Landwirte wollen “Tierwohl-Cent” nicht selbst bezahlen

Bringt ein “Tierwohl-Cent” wirklich mehr Tierwohl, oder handelt es sich dabei nicht eher um eine Steuer auf Fleisch und Milch? Um diese Frage ging es bei einem Gespräch in Jever, zu dem der Vorstand des Kreislandvolkvereins Friesland eingeladen hatte. Mit dabei waren Ralf Hinrichs, Geschäftsführer der Molkerei Ammerland, und Dr. Gerald Otto, Beauftragter für Tierschutz, Forschung und Öffentlichkeitsarbeit bei der Goldschmaus-Gruppe.

Eine Tierwohl-Abgabe hatte ursprünglich das „Kompetenznetzwerk Nutztierhaltung“ – auch bekannt als Borchert-Kommission – ins Spiel gebracht.
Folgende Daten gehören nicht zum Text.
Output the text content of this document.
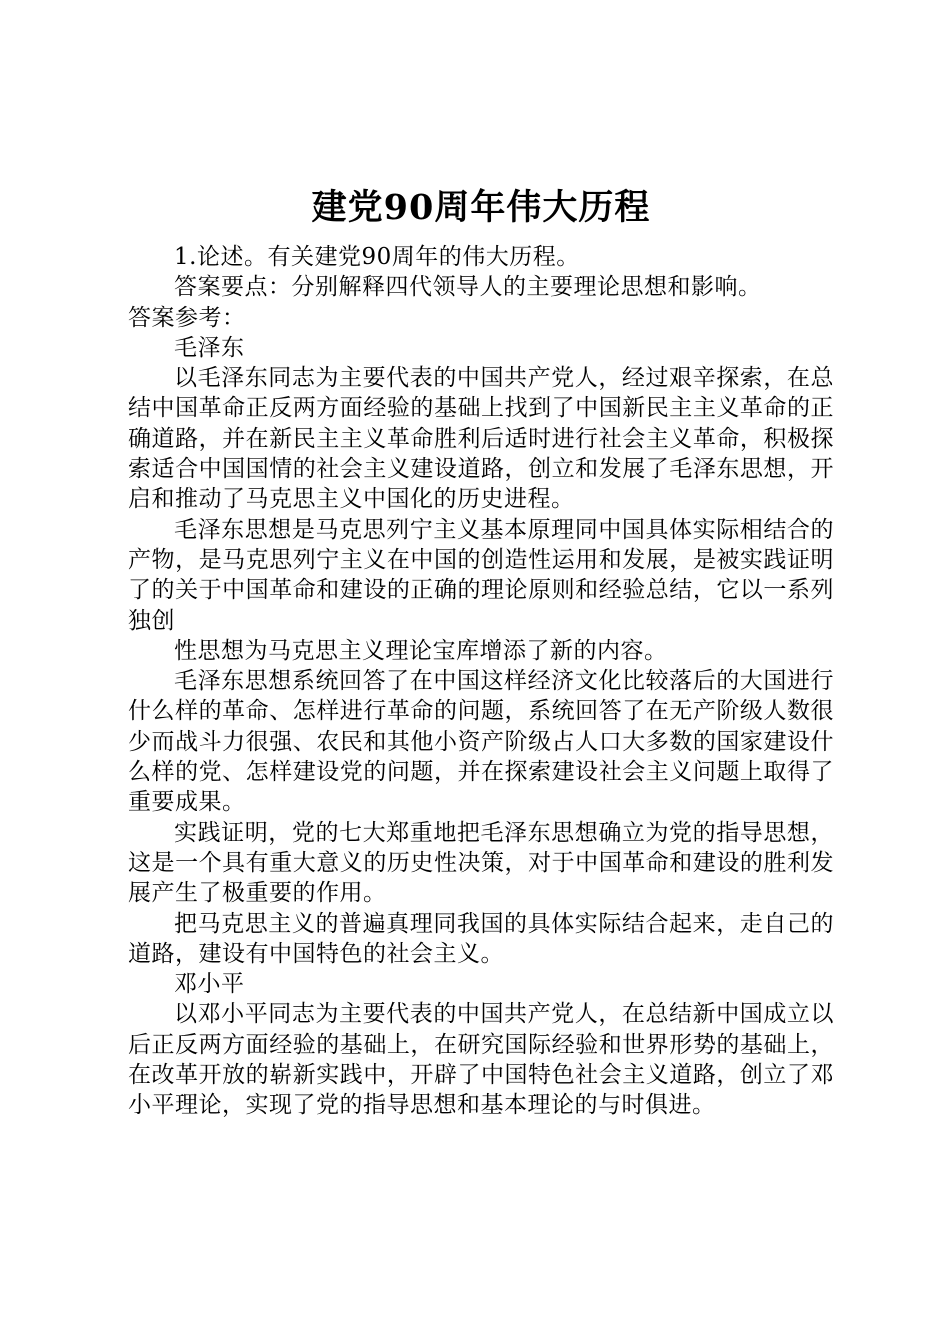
建党90周年伟大历程

1.论述。有关建党90周年的伟大历程。

答案要点：分别解释四代领导人的主要理论思想和影响。

答案参考：

毛泽东

以毛泽东同志为主要代表的中国共产党人，经过艰辛探索，在总结中国革命正反两方面经验的基础上找到了中国新民主主义革命的正确道路，并在新民主主义革命胜利后适时进行社会主义革命，积极探索适合中国国情的社会主义建设道路，创立和发展了毛泽东思想，开启和推动了马克思主义中国化的历史进程。

毛泽东思想是马克思列宁主义基本原理同中国具体实际相结合的产物，是马克思列宁主义在中国的创造性运用和发展，是被实践证明了的关于中国革命和建设的正确的理论原则和经验总结，它以一系列独创

性思想为马克思主义理论宝库增添了新的内容。

毛泽东思想系统回答了在中国这样经济文化比较落后的大国进行什么样的革命、怎样进行革命的问题，系统回答了在无产阶级人数很少而战斗力很强、农民和其他小资产阶级占人口大多数的国家建设什么样的党、怎样建设党的问题，并在探索建设社会主义问题上取得了重要成果。

实践证明，党的七大郑重地把毛泽东思想确立为党的指导思想，这是一个具有重大意义的历史性决策，对于中国革命和建设的胜利发展产生了极重要的作用。

把马克思主义的普遍真理同我国的具体实际结合起来，走自己的道路，建设有中国特色的社会主义。

邓小平

以邓小平同志为主要代表的中国共产党人，在总结新中国成立以后正反两方面经验的基础上，在研究国际经验和世界形势的基础上，在改革开放的崭新实践中，开辟了中国特色社会主义道路，创立了邓小平理论，实现了党的指导思想和基本理论的与时俱进。
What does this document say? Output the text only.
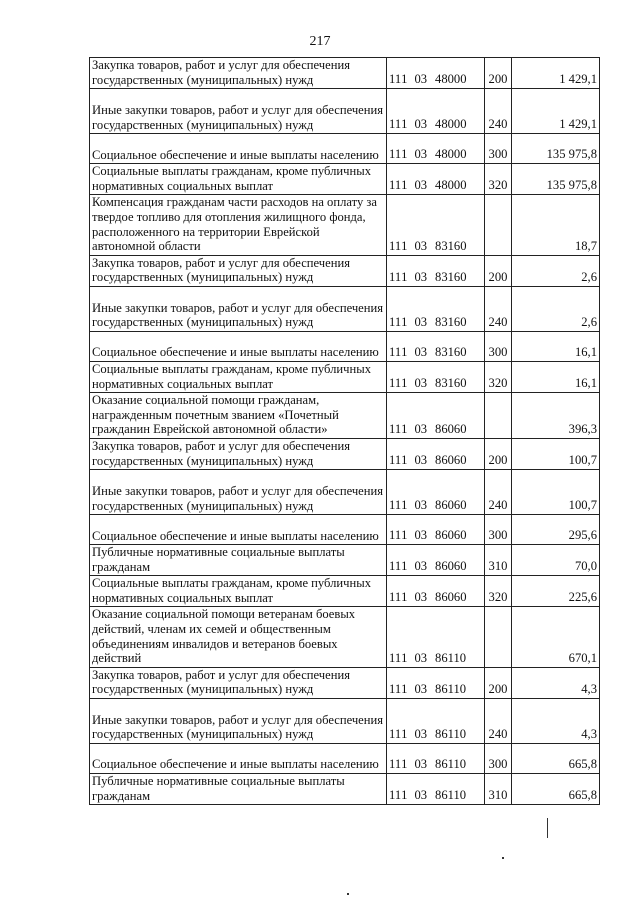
217
Закупка товаров, работ и услуг для обеспечения государственных (муниципальных) нужд	111 03 48000	200	1 429,1
Иные закупки товаров, работ и услуг для обеспечения государственных (муниципальных) нужд	111 03 48000	240	1 429,1
Социальное обеспечение и иные выплаты населению	111 03 48000	300	135 975,8
Социальные выплаты гражданам, кроме публичных нормативных социальных выплат	111 03 48000	320	135 975,8
Компенсация гражданам части расходов на оплату за твердое топливо для отопления жилищного фонда, расположенного на территории Еврейской автономной области	111 03 83160		18,7
Закупка товаров, работ и услуг для обеспечения государственных (муниципальных) нужд	111 03 83160	200	2,6
Иные закупки товаров, работ и услуг для обеспечения государственных (муниципальных) нужд	111 03 83160	240	2,6
Социальное обеспечение и иные выплаты населению	111 03 83160	300	16,1
Социальные выплаты гражданам, кроме публичных нормативных социальных выплат	111 03 83160	320	16,1
Оказание социальной помощи гражданам, награжденным почетным званием «Почетный гражданин Еврейской автономной области»	111 03 86060		396,3
Закупка товаров, работ и услуг для обеспечения государственных (муниципальных) нужд	111 03 86060	200	100,7
Иные закупки товаров, работ и услуг для обеспечения государственных (муниципальных) нужд	111 03 86060	240	100,7
Социальное обеспечение и иные выплаты населению	111 03 86060	300	295,6
Публичные нормативные социальные выплаты гражданам	111 03 86060	310	70,0
Социальные выплаты гражданам, кроме публичных нормативных социальных выплат	111 03 86060	320	225,6
Оказание социальной помощи ветеранам боевых действий, членам их семей и общественным объединениям инвалидов и ветеранов боевых действий	111 03 86110		670,1
Закупка товаров, работ и услуг для обеспечения государственных (муниципальных) нужд	111 03 86110	200	4,3
Иные закупки товаров, работ и услуг для обеспечения государственных (муниципальных) нужд	111 03 86110	240	4,3
Социальное обеспечение и иные выплаты населению	111 03 86110	300	665,8
Публичные нормативные социальные выплаты гражданам	111 03 86110	310	665,8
Die Idee: Um mehr Tierwohl in der Landwirtschaft zu ermöglichen, sollen Verbraucherinnen und Verbraucher beim Kauf tierischer Produkte einen Aufschlag bezahlen, damit die Erzeuger damit verlässlich ihren Mehraufwand decken können.

Diese Idee hatte der aktuelle Landwirtschaftsminister Cem Özdemir kürzlich unter dem Stichwort „Tierwohl-Cent“ wieder aufgegriffen. „Die Vorschläge, die das Bundeslandwirtschaftsministeriums jetzt vorgelegt hat, stellen das ursprüngliche Konzept aber auf den Kopf“, sagte Lars Kaper, Vorsitzender des Kreislandvolkverbands Friesland. So soll die Abgabe nicht mehr an der Ladentheke, sondern als Steuer bei den Verarbeitern, also den Molkereien und Schlachtereien, erhoben werden. „Für uns Landwirte würde das bedeuten, dass wir die Tierwohl-Abgabe am Ende selbst zahlen – denn bei den derzeitigen Machtverhältnissen in der Wertschöpfungskette könnten die Mehrkosten wohl kaum an den Lebensmitteleinzelhandel weitergereicht werden“, prognostiziert Lars Kaper. Eine Steuer könnte zudem nicht zweckgebunden erhoben werden, sondern die Einnahmen würden im allgemeinen Haushalt landen.

Molkerei-Geschäftsführer Ralf Hinrichs ergänzte: „Selbst, wenn es sich nur um zwei Cent pro Liter Milch handelt – bei 2,4 Milliarden Liter Milch wären das 48 Millionen Euro, die man unseren Mitgliedern wegnimmt. Denn in unserer Region haben die allermeisten Landwirte längst in tierwohlgerechte Ställe investiert, die der Haltungsstufe 3 entsprechen. Sie würden von einer möglichen Stallbauförderung gar nicht profitieren.“

Für den Bereich Fleisch wies Dr. Gerald Otto darauf hin, dass die Goldschmaus-Gruppe bereits Programme mit höherwertigen Haltungsstufen anbietet – wo immer die Nachfrage es zulässt: „Wir müssen aber auch darauf achten, dass wir die Produkte im Markt unterbringen und die Schritte nicht zu groß werden.“ Wenn die Standards im Inland zu hoch geschraubt würden, ohne dass Finanzierung und Planbarkeit für die Erzeuger sowie eine ausreichende Nachfrage gegeben sind, werde die Produktion ins Ausland abwandern: „Das dient dann weder dem Tierwohl noch dem Klimaschutz.“

„Der Begriff ,Tierwohl-Cent‘ klingt für mich erstmal wie ein dickes Weihnachtsgeschenk, aber wenn ich es auspacke, ist am Ende gar nichts drin – außer die Rechnung”, brachte es Jörg Even, Landwirt aus Schortens und stellvertretender Vorsitzender des Kreislandvolkverbands Friesland, auf den Punkt. Stattdessen schlug er gemeinsam mit seinen Vorstands-Kollegen vor, Umbauten zu höheren Tierwohl-Standards über vorhandene Programme zur Investitionsförderung wie das AFP zu fördern. Diejenigen, die in den vergangenen Jahren bereits in Tierwohl investiert hätten, könnten auf diesem Weg auch bei der Erreichung höherer Standards im Gewässerschutz, im Immissionsschutz und bei der Klimaeffizienz unterstützt werden. „Vor allem brauchen wir Rahmenbedingungen, die verlässlich sind, damit Investitionen auch refinanziert werden können“, mahnte Lars Kaper an.